3. Telomere Length Directly Affects Gene Expression
Short telomeres cause cell senescence, which pulls a stem cell out of circulation and, worse, causes the cell to emit signals that damage neighboring tissues and the body as a whole. This has been the basis of the theory that telomeres act as a kind of fuse for an epigenetic time bomb. This month, a paper came out of Woody Wright’s Univ of Texas lab that adds a mechanism by which telomeres can affect aging even before cells become senescent. Telomeres affect gene expression, which is the epigenetic state of a cell. The same chromosome tends to express and repress different sets of genes depending on length of its telomeres.
It has long been suspected that telomere length affects gene expression. As far back as 1990, Telomere Position Effect (TPE) was noted as affecting gene regulation. But until this month’s study, there was no coherent idea how this occurs. In order to study the effect systematically, the Wright team had to create a culture of cells all with the same telomere length. They were both able to image the conformation of the chromosomes and also measure the genes they expressed as a function of telomere length. Wright introduces the acronym TPE-OLD, for Telomere Position Effect Over Long Distances. What they found was that
- Telomere length affects the folding and conformation of the DNA
- Telomeres wrap back over coding DNA and have effects extending at least 10MB from the end
- Telomere length affects the transcription of at least hundreds, perhaps thousands of genes.

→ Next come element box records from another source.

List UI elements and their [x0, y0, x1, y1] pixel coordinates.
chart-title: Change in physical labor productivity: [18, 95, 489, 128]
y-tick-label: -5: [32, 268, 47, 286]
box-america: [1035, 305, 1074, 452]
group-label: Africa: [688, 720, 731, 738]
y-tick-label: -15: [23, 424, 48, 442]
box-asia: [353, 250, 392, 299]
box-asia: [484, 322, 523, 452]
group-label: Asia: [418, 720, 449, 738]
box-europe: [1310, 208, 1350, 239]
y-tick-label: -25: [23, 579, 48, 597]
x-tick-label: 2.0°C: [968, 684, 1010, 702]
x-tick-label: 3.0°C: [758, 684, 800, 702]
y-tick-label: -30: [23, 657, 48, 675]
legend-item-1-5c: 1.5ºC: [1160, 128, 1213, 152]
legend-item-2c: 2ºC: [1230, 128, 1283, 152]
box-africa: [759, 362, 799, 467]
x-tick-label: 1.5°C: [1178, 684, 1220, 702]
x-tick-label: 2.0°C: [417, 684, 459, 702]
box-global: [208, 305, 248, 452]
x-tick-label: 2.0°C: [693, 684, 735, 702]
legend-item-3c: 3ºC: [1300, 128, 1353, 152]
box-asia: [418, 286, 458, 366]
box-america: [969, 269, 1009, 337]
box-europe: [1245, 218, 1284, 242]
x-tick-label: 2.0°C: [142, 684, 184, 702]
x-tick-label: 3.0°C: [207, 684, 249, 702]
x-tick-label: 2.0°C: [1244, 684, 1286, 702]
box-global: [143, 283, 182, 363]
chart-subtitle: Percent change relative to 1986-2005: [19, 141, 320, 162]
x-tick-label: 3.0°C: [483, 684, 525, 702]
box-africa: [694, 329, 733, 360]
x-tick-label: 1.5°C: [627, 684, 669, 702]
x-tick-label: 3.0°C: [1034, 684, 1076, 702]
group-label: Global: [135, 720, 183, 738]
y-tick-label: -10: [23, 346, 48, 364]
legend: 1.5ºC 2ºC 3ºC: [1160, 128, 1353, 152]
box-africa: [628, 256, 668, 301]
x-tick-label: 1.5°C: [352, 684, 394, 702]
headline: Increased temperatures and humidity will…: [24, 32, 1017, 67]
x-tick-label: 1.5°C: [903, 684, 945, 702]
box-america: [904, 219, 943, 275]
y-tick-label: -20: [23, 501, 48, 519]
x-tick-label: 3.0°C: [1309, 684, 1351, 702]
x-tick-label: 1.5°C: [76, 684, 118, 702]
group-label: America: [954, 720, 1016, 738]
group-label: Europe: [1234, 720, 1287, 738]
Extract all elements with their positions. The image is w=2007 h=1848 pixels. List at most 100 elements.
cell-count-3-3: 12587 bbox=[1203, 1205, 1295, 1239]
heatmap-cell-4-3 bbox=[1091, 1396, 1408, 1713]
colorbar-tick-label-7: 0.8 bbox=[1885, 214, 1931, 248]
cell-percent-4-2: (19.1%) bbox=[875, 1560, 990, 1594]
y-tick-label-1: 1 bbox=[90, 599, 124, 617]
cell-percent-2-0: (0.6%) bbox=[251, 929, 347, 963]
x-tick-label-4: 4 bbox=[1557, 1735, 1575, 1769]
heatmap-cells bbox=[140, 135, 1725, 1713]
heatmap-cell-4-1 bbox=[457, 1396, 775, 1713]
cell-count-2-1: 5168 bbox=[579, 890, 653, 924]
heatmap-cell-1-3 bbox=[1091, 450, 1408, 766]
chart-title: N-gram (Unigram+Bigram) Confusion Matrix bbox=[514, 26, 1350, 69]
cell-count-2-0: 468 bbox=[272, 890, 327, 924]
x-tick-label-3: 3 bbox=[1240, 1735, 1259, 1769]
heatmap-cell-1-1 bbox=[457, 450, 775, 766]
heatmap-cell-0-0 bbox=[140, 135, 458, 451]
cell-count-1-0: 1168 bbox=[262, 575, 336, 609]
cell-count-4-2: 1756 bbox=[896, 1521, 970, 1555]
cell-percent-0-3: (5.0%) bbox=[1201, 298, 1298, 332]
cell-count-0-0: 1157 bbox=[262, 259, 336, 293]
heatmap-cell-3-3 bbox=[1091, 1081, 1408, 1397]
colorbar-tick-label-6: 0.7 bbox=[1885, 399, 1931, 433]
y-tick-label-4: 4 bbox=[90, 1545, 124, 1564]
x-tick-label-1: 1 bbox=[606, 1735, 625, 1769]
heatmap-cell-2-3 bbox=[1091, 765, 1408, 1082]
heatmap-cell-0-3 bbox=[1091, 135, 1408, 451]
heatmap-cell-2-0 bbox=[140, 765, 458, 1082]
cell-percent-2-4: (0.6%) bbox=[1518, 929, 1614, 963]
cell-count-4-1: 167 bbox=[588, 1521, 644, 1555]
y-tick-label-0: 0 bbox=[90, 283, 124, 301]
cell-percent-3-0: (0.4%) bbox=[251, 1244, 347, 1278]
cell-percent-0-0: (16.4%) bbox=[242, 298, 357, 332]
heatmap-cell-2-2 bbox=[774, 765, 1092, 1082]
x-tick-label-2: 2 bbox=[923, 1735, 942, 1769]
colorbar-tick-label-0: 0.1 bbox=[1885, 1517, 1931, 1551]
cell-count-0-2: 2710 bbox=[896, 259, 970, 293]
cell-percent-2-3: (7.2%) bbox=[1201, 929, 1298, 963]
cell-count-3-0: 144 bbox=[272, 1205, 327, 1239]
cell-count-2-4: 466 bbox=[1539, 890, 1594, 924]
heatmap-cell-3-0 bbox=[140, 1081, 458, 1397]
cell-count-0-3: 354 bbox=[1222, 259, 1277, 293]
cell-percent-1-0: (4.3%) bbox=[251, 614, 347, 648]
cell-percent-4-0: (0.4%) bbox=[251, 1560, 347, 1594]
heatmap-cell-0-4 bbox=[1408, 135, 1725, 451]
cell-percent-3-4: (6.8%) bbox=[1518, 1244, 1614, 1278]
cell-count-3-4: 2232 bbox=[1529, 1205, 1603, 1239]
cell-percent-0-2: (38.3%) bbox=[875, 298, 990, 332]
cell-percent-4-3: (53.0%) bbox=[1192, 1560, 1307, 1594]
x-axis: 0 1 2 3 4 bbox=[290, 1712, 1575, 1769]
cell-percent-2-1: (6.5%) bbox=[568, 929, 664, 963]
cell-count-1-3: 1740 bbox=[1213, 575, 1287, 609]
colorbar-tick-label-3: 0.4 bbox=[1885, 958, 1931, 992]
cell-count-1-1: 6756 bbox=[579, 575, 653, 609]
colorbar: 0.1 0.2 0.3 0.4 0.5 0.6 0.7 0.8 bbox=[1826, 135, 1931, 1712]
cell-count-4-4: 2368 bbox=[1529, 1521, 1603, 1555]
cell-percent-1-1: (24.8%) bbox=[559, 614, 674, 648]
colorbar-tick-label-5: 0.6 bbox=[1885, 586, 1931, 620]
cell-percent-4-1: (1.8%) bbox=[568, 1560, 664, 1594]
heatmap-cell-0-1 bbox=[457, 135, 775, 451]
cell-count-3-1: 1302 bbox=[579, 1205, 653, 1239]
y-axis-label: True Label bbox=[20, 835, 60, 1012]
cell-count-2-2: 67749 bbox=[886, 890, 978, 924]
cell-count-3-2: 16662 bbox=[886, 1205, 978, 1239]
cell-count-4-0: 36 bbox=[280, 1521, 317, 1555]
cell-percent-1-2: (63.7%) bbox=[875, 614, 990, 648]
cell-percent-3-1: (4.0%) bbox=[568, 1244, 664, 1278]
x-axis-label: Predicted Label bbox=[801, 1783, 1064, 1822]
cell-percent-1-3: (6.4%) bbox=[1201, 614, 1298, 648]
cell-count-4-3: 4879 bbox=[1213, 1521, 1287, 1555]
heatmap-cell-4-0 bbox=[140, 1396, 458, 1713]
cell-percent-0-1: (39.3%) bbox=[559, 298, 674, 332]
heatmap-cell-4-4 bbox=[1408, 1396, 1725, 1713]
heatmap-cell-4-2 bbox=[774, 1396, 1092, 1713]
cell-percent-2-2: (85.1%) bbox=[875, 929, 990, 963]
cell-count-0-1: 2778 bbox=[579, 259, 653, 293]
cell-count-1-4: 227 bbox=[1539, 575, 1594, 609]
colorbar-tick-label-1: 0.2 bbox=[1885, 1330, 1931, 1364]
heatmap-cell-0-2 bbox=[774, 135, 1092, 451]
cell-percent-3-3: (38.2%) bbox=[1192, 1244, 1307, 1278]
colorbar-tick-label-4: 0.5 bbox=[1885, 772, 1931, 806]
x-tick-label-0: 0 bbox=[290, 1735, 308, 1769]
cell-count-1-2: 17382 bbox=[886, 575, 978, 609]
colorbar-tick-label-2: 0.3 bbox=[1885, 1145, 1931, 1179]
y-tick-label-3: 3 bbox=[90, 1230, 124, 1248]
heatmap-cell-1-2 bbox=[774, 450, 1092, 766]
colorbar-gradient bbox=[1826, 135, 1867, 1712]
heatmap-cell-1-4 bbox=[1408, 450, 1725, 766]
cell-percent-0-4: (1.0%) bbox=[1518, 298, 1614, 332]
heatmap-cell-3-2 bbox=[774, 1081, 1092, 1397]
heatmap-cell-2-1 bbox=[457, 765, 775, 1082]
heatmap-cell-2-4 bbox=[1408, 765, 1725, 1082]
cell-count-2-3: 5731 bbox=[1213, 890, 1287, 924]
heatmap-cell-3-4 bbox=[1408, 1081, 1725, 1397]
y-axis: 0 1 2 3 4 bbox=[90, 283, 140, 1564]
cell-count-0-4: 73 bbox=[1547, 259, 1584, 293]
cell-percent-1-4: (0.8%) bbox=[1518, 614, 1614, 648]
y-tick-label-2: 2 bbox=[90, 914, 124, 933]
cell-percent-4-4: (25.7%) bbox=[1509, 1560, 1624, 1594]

(To have a sense of the scale, keep in mind that a human chromosome is hundreds of millions of base pairs long (108), that the length of a telomere is only about 10 thousand BP (104), and that there are about 25,000 genes in the human genome. So, even though telomeres are 0.01% of the length of the chromosome, they may affect the transcription of 3% of all genes.)
Gene expression changes with age in some ways that are regular and others that are random. I would say that as we age, our epigenetic state changes toward a self-destructive, inflammatory mode, and also drifts randomly out of tight regulation.
Telomere length varies greatly from one tissue to another, from one cell to another within a tissue, and from chromosome to chromosome within a cell. It is difficult to make sense of this within a picture of a tightly-regulated aging program. But the idea that the random portion of telomere length contributes to epigenetic drift seems plausible to me.
In any case, the present study opens a door to a new science, and gives added credibility to the idea that telomere length plays a fundamental role in human aging.